OJ pays no attention to obtaining this shot or involving himself, and within the movie I shared the same exact thought process because why fix what’s not broken, right?
However, a character shift arose in OJ after finding out that this organism played a role in killing their grandfather who suffered from the rain pour of a coin flying straight into his eye and killing him in an instant.
With that motivation, OJ and Emerald were ready to partake in one of the greatest and elusive on-screen sci-fi battles that film had ever seen.
During the battle, news outlets had received word that this UFO is inhabiting this space in the clouds and a TMZ employee surges through the road on his motorbike to obtain his own footage of the UFO.
At this point, I was super annoyed because as we know, TMZ is no stranger in obtaining any sort of news or traffic for the benefit of their corporation.

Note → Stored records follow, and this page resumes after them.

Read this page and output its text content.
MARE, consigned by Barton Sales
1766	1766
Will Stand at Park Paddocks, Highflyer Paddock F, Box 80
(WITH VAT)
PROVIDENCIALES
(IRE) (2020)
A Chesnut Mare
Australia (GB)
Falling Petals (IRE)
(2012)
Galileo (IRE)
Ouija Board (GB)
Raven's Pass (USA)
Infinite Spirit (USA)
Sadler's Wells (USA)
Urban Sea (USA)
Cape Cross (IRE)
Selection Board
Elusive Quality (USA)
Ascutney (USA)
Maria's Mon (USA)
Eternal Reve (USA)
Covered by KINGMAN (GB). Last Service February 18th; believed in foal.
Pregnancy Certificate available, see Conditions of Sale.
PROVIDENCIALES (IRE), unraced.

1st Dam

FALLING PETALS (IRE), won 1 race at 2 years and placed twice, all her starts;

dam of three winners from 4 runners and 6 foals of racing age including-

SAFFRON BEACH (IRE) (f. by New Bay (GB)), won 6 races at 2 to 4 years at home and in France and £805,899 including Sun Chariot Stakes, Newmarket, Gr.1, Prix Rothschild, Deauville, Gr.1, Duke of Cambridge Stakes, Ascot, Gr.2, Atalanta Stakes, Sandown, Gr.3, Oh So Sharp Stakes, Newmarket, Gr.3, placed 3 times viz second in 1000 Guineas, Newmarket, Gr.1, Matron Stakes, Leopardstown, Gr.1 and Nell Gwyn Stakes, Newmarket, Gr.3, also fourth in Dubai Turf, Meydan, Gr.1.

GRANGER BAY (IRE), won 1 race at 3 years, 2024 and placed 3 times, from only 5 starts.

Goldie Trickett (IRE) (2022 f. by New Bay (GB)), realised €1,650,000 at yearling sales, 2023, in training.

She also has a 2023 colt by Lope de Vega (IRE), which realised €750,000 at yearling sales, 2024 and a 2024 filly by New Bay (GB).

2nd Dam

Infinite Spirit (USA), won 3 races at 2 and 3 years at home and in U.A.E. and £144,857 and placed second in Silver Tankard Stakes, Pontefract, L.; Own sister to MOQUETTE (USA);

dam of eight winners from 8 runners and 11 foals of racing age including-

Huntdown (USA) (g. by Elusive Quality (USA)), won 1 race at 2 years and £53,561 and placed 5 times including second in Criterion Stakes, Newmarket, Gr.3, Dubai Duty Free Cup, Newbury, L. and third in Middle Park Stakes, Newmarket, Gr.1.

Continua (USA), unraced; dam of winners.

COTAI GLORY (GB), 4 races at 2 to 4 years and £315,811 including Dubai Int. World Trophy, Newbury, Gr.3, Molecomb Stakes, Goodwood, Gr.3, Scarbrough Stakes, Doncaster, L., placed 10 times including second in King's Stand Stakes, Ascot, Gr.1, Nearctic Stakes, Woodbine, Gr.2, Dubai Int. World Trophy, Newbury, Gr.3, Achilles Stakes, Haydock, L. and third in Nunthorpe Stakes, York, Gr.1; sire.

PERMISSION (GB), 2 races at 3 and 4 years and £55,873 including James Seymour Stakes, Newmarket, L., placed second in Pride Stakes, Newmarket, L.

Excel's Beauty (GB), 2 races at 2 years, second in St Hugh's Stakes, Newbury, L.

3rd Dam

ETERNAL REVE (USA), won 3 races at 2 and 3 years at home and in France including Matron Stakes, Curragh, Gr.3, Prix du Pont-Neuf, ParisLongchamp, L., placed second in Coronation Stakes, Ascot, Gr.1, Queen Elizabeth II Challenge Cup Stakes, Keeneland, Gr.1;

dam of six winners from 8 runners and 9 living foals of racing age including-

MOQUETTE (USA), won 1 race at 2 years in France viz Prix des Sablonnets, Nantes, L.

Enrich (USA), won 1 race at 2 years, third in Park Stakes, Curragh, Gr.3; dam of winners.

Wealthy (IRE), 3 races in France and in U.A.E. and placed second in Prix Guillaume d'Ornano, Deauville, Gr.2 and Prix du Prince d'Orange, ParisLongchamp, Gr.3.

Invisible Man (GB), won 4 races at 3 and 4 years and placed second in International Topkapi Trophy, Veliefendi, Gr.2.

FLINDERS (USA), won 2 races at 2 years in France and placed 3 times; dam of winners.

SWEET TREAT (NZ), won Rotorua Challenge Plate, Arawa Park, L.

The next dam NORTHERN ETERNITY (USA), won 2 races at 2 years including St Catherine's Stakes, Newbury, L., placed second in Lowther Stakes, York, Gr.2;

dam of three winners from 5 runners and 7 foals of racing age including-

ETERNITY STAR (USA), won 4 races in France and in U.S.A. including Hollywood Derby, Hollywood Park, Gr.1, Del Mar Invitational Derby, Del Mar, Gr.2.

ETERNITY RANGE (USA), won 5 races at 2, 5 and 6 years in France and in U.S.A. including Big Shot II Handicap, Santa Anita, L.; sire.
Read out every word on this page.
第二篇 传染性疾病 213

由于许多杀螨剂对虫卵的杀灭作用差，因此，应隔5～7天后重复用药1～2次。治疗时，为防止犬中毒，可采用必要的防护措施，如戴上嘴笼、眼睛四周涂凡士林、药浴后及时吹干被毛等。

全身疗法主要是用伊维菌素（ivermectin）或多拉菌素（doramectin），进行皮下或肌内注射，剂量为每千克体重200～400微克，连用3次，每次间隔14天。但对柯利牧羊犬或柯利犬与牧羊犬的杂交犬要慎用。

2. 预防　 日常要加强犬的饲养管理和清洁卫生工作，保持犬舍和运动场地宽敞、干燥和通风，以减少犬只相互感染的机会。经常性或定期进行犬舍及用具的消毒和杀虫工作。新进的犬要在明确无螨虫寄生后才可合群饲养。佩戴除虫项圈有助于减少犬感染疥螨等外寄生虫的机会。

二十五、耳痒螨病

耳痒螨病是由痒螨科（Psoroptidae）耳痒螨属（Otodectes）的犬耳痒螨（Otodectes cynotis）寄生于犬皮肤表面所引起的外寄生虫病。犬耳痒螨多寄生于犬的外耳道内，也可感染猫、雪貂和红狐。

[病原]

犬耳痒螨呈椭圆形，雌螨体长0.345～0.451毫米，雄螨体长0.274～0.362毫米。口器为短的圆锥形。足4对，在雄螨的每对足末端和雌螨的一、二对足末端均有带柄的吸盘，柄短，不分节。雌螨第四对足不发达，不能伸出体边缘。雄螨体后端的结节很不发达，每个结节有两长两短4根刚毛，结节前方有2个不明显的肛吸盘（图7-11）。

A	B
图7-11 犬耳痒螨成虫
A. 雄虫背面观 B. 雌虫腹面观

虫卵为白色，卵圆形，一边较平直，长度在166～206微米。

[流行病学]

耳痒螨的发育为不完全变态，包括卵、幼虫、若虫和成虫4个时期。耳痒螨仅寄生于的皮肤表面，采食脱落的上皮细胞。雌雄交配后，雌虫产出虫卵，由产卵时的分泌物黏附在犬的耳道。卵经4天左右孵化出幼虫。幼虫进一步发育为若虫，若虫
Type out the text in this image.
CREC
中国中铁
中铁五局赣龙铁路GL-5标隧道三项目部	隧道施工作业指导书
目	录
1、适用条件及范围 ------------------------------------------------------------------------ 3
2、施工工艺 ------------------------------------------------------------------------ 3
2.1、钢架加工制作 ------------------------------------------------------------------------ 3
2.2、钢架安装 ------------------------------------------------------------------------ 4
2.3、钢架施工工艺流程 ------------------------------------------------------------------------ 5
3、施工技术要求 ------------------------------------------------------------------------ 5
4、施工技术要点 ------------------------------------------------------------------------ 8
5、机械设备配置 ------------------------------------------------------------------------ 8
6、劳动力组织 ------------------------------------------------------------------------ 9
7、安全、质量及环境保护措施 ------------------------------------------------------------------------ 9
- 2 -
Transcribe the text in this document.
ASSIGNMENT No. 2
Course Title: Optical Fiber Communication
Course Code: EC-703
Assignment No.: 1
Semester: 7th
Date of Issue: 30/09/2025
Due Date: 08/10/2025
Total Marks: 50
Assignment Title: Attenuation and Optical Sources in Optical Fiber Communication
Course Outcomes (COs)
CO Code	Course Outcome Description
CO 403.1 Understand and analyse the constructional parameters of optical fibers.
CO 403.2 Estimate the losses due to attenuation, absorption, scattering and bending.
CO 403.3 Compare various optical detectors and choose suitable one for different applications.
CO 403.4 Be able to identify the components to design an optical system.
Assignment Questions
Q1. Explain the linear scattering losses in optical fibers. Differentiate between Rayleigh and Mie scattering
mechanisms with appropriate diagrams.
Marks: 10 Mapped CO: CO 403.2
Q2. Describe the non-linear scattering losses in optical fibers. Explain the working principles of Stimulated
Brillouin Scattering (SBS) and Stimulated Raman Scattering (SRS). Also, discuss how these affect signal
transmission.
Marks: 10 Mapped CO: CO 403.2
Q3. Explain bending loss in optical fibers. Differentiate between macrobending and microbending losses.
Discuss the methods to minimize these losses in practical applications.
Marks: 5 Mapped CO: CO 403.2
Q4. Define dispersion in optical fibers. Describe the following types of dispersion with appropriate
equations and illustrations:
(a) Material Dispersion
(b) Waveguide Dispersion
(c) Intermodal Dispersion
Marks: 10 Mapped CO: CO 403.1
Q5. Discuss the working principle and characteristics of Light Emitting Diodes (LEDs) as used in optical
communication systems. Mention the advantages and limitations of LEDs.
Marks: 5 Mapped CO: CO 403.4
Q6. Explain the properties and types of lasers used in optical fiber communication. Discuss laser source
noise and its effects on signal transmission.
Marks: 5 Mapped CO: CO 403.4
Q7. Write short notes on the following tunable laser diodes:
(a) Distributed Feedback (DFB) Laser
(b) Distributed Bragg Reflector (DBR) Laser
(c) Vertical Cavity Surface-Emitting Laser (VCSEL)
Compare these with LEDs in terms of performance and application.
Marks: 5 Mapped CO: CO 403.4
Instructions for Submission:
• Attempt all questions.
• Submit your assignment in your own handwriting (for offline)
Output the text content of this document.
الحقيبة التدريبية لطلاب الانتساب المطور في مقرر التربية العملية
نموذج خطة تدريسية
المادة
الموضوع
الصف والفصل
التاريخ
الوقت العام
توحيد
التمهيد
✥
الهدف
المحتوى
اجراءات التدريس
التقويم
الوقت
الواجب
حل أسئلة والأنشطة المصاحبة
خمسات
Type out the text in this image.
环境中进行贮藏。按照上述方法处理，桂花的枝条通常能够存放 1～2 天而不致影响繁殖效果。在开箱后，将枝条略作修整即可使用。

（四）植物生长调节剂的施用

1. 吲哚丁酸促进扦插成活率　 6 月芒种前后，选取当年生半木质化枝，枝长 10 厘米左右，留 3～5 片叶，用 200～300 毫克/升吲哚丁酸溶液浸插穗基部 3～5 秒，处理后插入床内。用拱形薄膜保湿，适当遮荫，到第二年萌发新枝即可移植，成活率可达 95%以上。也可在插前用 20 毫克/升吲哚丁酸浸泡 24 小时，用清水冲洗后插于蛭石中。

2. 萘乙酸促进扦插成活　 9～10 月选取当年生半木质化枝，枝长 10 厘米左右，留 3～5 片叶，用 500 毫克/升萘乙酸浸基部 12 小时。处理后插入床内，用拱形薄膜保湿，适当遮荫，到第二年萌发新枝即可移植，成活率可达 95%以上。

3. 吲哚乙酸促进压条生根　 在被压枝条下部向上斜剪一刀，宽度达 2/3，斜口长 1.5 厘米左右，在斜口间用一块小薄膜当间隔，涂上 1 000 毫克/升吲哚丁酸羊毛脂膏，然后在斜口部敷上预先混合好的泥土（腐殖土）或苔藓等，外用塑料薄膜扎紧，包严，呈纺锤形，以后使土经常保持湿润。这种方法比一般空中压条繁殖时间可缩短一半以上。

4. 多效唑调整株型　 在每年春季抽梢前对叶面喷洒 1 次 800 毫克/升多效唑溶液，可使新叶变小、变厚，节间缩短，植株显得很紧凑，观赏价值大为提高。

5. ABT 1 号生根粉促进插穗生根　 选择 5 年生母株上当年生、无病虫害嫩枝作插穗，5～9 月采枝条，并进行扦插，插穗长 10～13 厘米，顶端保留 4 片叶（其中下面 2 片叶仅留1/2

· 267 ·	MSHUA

And in true TMZ fashion the employee gets the footage but hilariously loses his life by being eaten by the UFO.
Through being eaten, a notable mention of the film was being taken through what is the throat of the monster in which I heard gruesome cries and screams, leaving me disturbed by the graphic depiction of what it means to be eaten by an alien.
The film was shot in IMAX by cinematographer Hoyte van Hoytema best known for his involvement in films such as Tenet, Interstellar, and Dunkirk.
It did not surprise me that Jordan recruited Hoytema to work alongside during this movie as each of the films Peele has created have cutting edge technology and film equipment catered to delivering some of the best shots known to film.
Peele masterfully explores the depths of horror and sci-fi and humans’ regard for spectacle and the need to tame animals that should not be. I have given Peele all of my flowers and am constantly on the edge of my seat to see what he will do next for film and the genre of horror.